Investigating the therapeutic efficacy of resident cardiac stem cells
About the Project
The studentship aims to characterise human cardiac resident stem cells and their potential for effecting functional cardiac repair.
Stem cells of both bone marrow and cardiac origin have been used clinically to affect cardiac repair but with limited success. Improved treatments require methods for maturing differentiating cells toward functional cardiomyocytes and engineering into cardiac-like tissue.
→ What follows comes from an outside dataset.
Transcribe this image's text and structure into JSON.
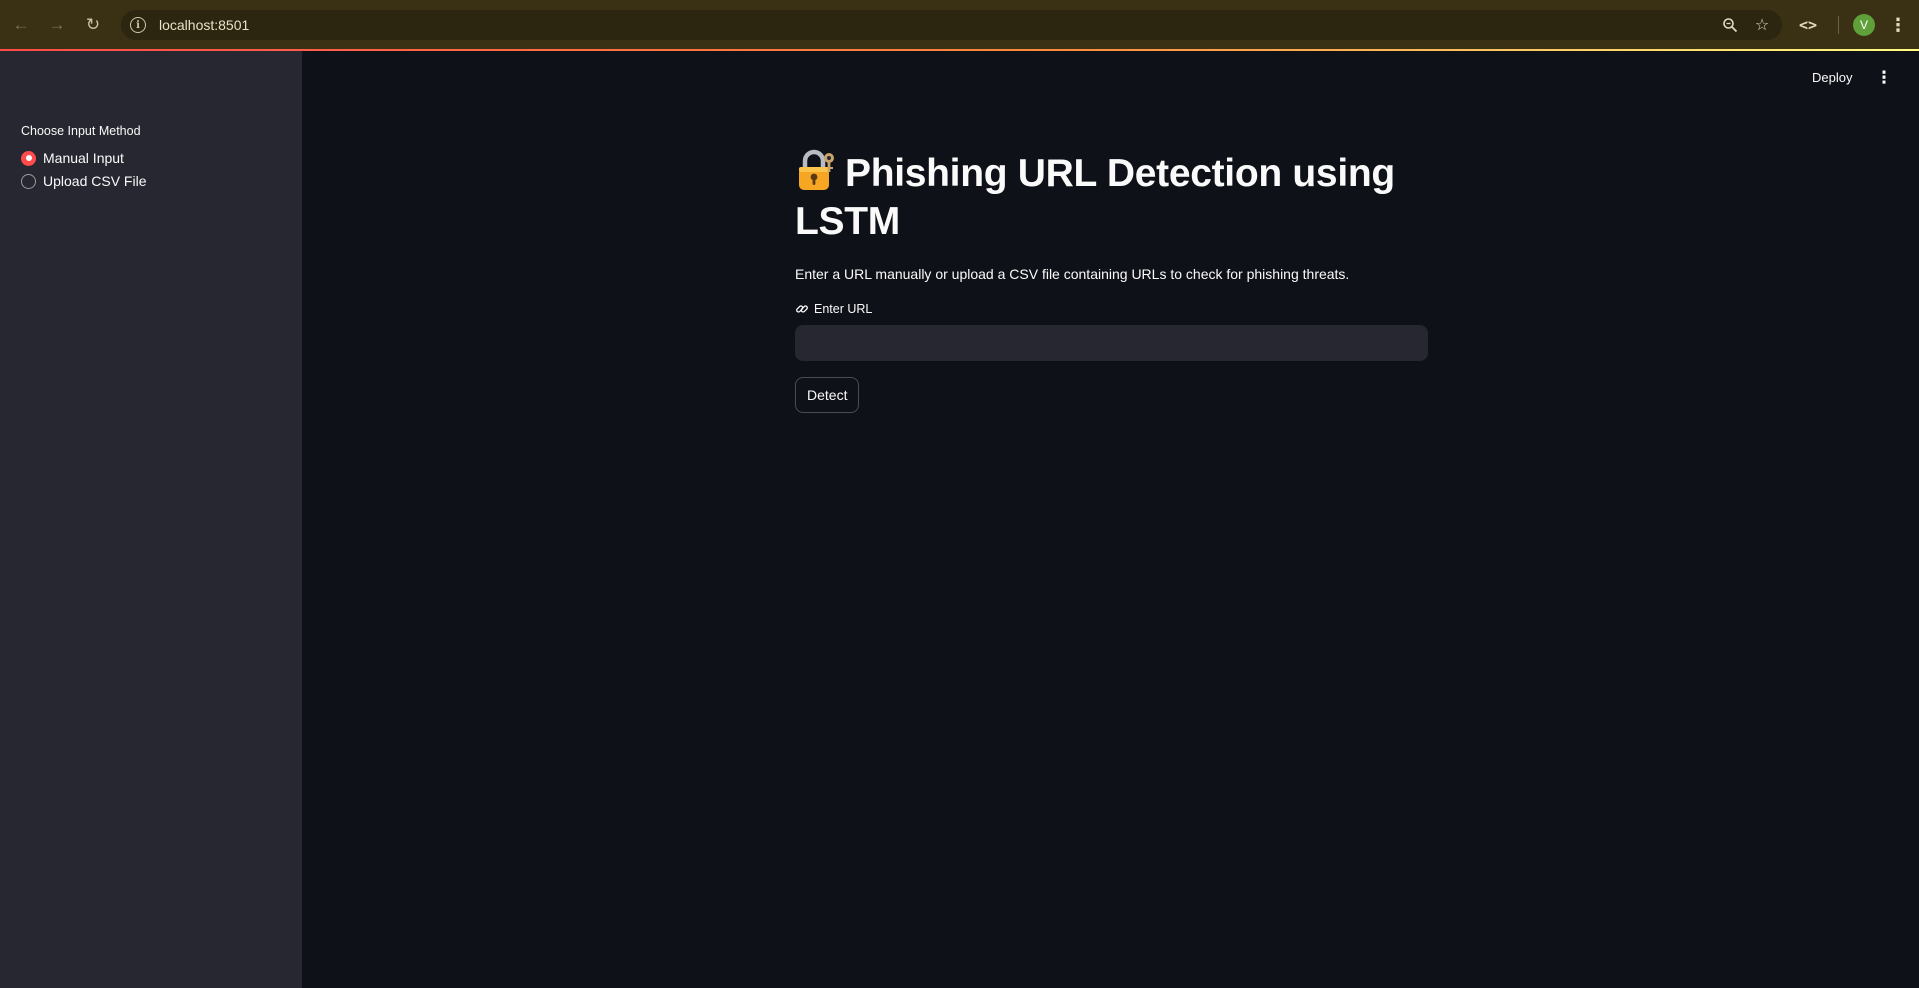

We have characterised a novel human cardiac stem cell population that is phenotypically comparable to mesenchymal stem cells (MSCs), exhibiting CFU-F formation, expression of key cell surface antigens and paracrine activity. Furthermore, they can differentiate toward cardiomyocyte cell lineage, displaying striation formation essential for cardiomyocyte function.
Aims:
- i) Generation of functional cardiac tissue
Cardiac stem cells will be differentiated to cardiomyocytes and phenotyped by quantitative gene/ protein expression analyses to determine maturation status. Action potential generation, Ca2+ activated-Ca2+ release and myocyte contractility will be measured by multi-electrode array.
(b) Metabolic profiling of stem cell differentiation to cardiomyocyte cell lineage
Characterisation and expansion of understanding of the metabolic pathways involved during the differentiation cardiac-derived stem cells will be used to refine existing culture methodologies. The student will investigate intracellular and secreted metabolites using a combination of NMR metabolomics and MS techniques to address critical questions regarding the suitability native cardiac tissue-derived stem cells for translational applications.
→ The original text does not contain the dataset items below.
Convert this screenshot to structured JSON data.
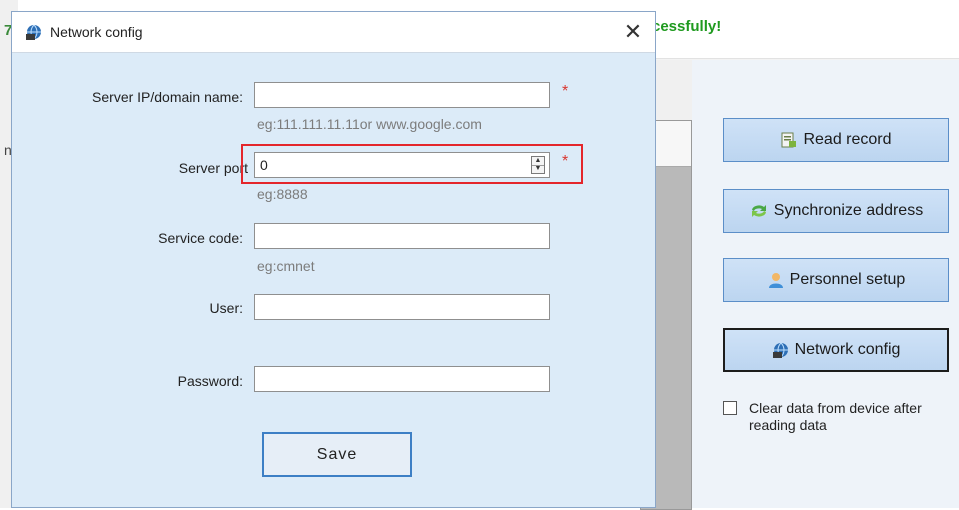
{
  "background": {
    "status_text": "cessfully!",
    "edge_char_1": "7",
    "edge_char_2": "n",
    "buttons": {
      "read_record": "Read record",
      "synchronize_address": "Synchronize address",
      "personnel_setup": "Personnel setup",
      "network_config": "Network config"
    },
    "clear_data_label": "Clear data from device after reading data",
    "clear_data_checked": false
  },
  "dialog": {
    "title": "Network config",
    "close_glyph": "✕",
    "fields": {
      "server_ip": {
        "label": "Server IP/domain name:",
        "value": "",
        "hint": "eg:111.111.11.11or www.google.com",
        "required_mark": "*"
      },
      "server_port": {
        "label": "Server port",
        "value": "0",
        "hint": "eg:8888",
        "required_mark": "*"
      },
      "service_code": {
        "label": "Service code:",
        "value": "",
        "hint": "eg:cmnet"
      },
      "user": {
        "label": "User:",
        "value": ""
      },
      "password": {
        "label": "Password:",
        "value": ""
      }
    },
    "save_label": "Save",
    "highlight_color": "#e4262b"
  },
  "icons": {
    "network": "network-icon",
    "record": "record-icon",
    "sync": "sync-icon",
    "person": "person-icon",
    "spinner_up": "▲",
    "spinner_down": "▼"
  },
  "colors": {
    "dialog_bg": "#dcebf8",
    "accent": "#3d7fc5",
    "status_green": "#1f9a1f",
    "required": "#d9362f"
  }
}
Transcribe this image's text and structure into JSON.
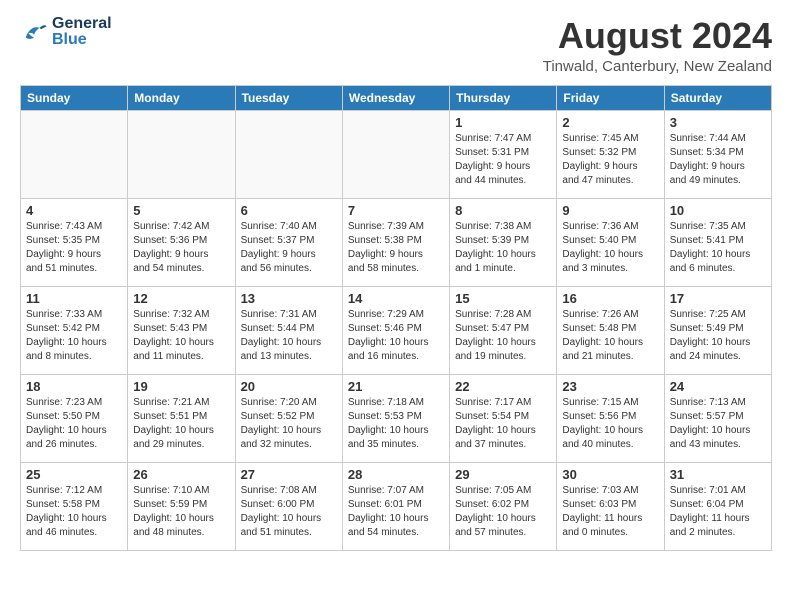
{
  "header": {
    "logo_general": "General",
    "logo_blue": "Blue",
    "month_year": "August 2024",
    "location": "Tinwald, Canterbury, New Zealand"
  },
  "days_of_week": [
    "Sunday",
    "Monday",
    "Tuesday",
    "Wednesday",
    "Thursday",
    "Friday",
    "Saturday"
  ],
  "weeks": [
    [
      {
        "day": "",
        "info": ""
      },
      {
        "day": "",
        "info": ""
      },
      {
        "day": "",
        "info": ""
      },
      {
        "day": "",
        "info": ""
      },
      {
        "day": "1",
        "info": "Sunrise: 7:47 AM\nSunset: 5:31 PM\nDaylight: 9 hours\nand 44 minutes."
      },
      {
        "day": "2",
        "info": "Sunrise: 7:45 AM\nSunset: 5:32 PM\nDaylight: 9 hours\nand 47 minutes."
      },
      {
        "day": "3",
        "info": "Sunrise: 7:44 AM\nSunset: 5:34 PM\nDaylight: 9 hours\nand 49 minutes."
      }
    ],
    [
      {
        "day": "4",
        "info": "Sunrise: 7:43 AM\nSunset: 5:35 PM\nDaylight: 9 hours\nand 51 minutes."
      },
      {
        "day": "5",
        "info": "Sunrise: 7:42 AM\nSunset: 5:36 PM\nDaylight: 9 hours\nand 54 minutes."
      },
      {
        "day": "6",
        "info": "Sunrise: 7:40 AM\nSunset: 5:37 PM\nDaylight: 9 hours\nand 56 minutes."
      },
      {
        "day": "7",
        "info": "Sunrise: 7:39 AM\nSunset: 5:38 PM\nDaylight: 9 hours\nand 58 minutes."
      },
      {
        "day": "8",
        "info": "Sunrise: 7:38 AM\nSunset: 5:39 PM\nDaylight: 10 hours\nand 1 minute."
      },
      {
        "day": "9",
        "info": "Sunrise: 7:36 AM\nSunset: 5:40 PM\nDaylight: 10 hours\nand 3 minutes."
      },
      {
        "day": "10",
        "info": "Sunrise: 7:35 AM\nSunset: 5:41 PM\nDaylight: 10 hours\nand 6 minutes."
      }
    ],
    [
      {
        "day": "11",
        "info": "Sunrise: 7:33 AM\nSunset: 5:42 PM\nDaylight: 10 hours\nand 8 minutes."
      },
      {
        "day": "12",
        "info": "Sunrise: 7:32 AM\nSunset: 5:43 PM\nDaylight: 10 hours\nand 11 minutes."
      },
      {
        "day": "13",
        "info": "Sunrise: 7:31 AM\nSunset: 5:44 PM\nDaylight: 10 hours\nand 13 minutes."
      },
      {
        "day": "14",
        "info": "Sunrise: 7:29 AM\nSunset: 5:46 PM\nDaylight: 10 hours\nand 16 minutes."
      },
      {
        "day": "15",
        "info": "Sunrise: 7:28 AM\nSunset: 5:47 PM\nDaylight: 10 hours\nand 19 minutes."
      },
      {
        "day": "16",
        "info": "Sunrise: 7:26 AM\nSunset: 5:48 PM\nDaylight: 10 hours\nand 21 minutes."
      },
      {
        "day": "17",
        "info": "Sunrise: 7:25 AM\nSunset: 5:49 PM\nDaylight: 10 hours\nand 24 minutes."
      }
    ],
    [
      {
        "day": "18",
        "info": "Sunrise: 7:23 AM\nSunset: 5:50 PM\nDaylight: 10 hours\nand 26 minutes."
      },
      {
        "day": "19",
        "info": "Sunrise: 7:21 AM\nSunset: 5:51 PM\nDaylight: 10 hours\nand 29 minutes."
      },
      {
        "day": "20",
        "info": "Sunrise: 7:20 AM\nSunset: 5:52 PM\nDaylight: 10 hours\nand 32 minutes."
      },
      {
        "day": "21",
        "info": "Sunrise: 7:18 AM\nSunset: 5:53 PM\nDaylight: 10 hours\nand 35 minutes."
      },
      {
        "day": "22",
        "info": "Sunrise: 7:17 AM\nSunset: 5:54 PM\nDaylight: 10 hours\nand 37 minutes."
      },
      {
        "day": "23",
        "info": "Sunrise: 7:15 AM\nSunset: 5:56 PM\nDaylight: 10 hours\nand 40 minutes."
      },
      {
        "day": "24",
        "info": "Sunrise: 7:13 AM\nSunset: 5:57 PM\nDaylight: 10 hours\nand 43 minutes."
      }
    ],
    [
      {
        "day": "25",
        "info": "Sunrise: 7:12 AM\nSunset: 5:58 PM\nDaylight: 10 hours\nand 46 minutes."
      },
      {
        "day": "26",
        "info": "Sunrise: 7:10 AM\nSunset: 5:59 PM\nDaylight: 10 hours\nand 48 minutes."
      },
      {
        "day": "27",
        "info": "Sunrise: 7:08 AM\nSunset: 6:00 PM\nDaylight: 10 hours\nand 51 minutes."
      },
      {
        "day": "28",
        "info": "Sunrise: 7:07 AM\nSunset: 6:01 PM\nDaylight: 10 hours\nand 54 minutes."
      },
      {
        "day": "29",
        "info": "Sunrise: 7:05 AM\nSunset: 6:02 PM\nDaylight: 10 hours\nand 57 minutes."
      },
      {
        "day": "30",
        "info": "Sunrise: 7:03 AM\nSunset: 6:03 PM\nDaylight: 11 hours\nand 0 minutes."
      },
      {
        "day": "31",
        "info": "Sunrise: 7:01 AM\nSunset: 6:04 PM\nDaylight: 11 hours\nand 2 minutes."
      }
    ]
  ]
}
The project will include a multidisciplinary approach with training provided in the maintenance and differentiation of induced pluripotent stem cells to cardiomyocytes, and their characterisation using molecular biology techniques to measure gene (quantitative PCR) and protein expression (ELISA), immunocytochemistry and Western blotting. Metabolic function of the cells will be measured in response to inflammatory mediators using multi-omics techniques that include transcriptomics and metabolomics (NMR and mass spectrometry) with real-time bioenergetic measurements made by Seahorse analyser.
Email CV and cover letter to Dr Rachel Oldershaw, Rachel.oldershaw@liverpool.ac.uk
Funding Notes
The research cost associated with the project is £15000 per annum for the purchase of laboratory reagents, including molecular biology and biochemical reagents, the use of shared research facilities for multi-omics analyses and licences for software used in bioinformatics.